Because he chooses to cross racial, cultural and economic boundaries and take students into his life in personal ways well beyond routine professional requirements, Lewis is an anomaly in U.S. education. It is no accident that his students are at the highest level of tested excellence. Nor is it accidental that his philosophy of teaching was not picked up during his certification period or by heeding the counsel of ed school experts.

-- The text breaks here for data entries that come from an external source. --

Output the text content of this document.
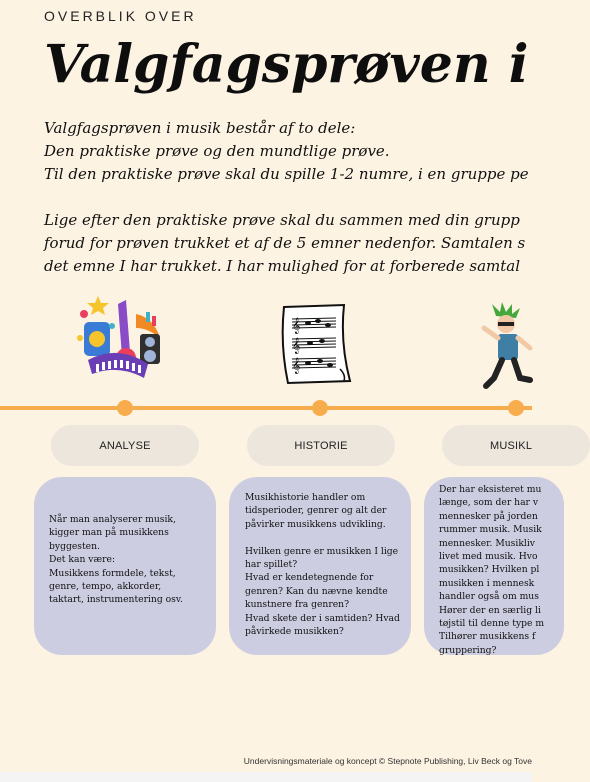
OVERBLIK OVER
Valgfagsprøven i

Valgfagsprøven i musik består af to dele:

Den praktiske prøve og den mundtlige prøve.

Til den praktiske prøve skal du spille 1-2 numre, i en gruppe pe

Lige efter den praktiske prøve skal du sammen med din grupp

forud for prøven trukket et af de 5 emner nedenfor. Samtalen s

det emne I har trukket. I har mulighed for at forberede samtal

𝄞
𝄞
𝄞
ANALYSE	HISTORIE	MUSIKL
Når man analyserer musik,
kigger man på musikkens
byggesten.
Det kan være:
Musikkens formdele, tekst,
genre, tempo, akkorder,
taktart, instrumentering osv.
Musikhistorie handler om
tidsperioder, genrer og alt der
påvirker musikkens udvikling.

Hvilken genre er musikken I lige
har spillet?
Hvad er kendetegnende for
genren? Kan du nævne kendte
kunstnere fra genren?
Hvad skete der i samtiden? Hvad
påvirkede musikken?
Der har eksisteret mu
længe, som der har v
mennesker på jorden
rummer musik. Musik
mennesker. Musikliv
livet med musik. Hvo
musikken? Hvilken pl
musikken i mennesk
handler også om mus
Hører der en særlig li
tøjstil til denne type m
Tilhører musikkens f
gruppering?
Undervisningsmateriale og koncept © Stepnote Publishing, Liv Beck og Tove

In “The Discipline of Hope,” the 1998 book by Herbert Kohl, the veteran teacher writes, “Knowing and caring about your students is not merely an academic matter but is essential to shaping learning for them and a challenge to take them into your life and fight for survival and growth as if they were your own children…I believe that one key to making sustained changes is finding teachers who care about their students and are willing to become personally involved with their lives. The craft of teaching can develop; the love it requires cannot be legislated or trained.”

How to find more innovators like Mark Lewis and get them into classrooms? Recruit them, how else. Recruit women and men who care about thinking and think about caring, and then put them among children. Not among certifiers. Not among testers. Not among task forces. Not among blow hard experts at education conferences. Just among children. They’re everywhere. The planet is packed with them.

©2000 Colman McCarthy

Colman McCarthy, a freelance writer in Washington, D.C., is examining life in an inner city elementary school.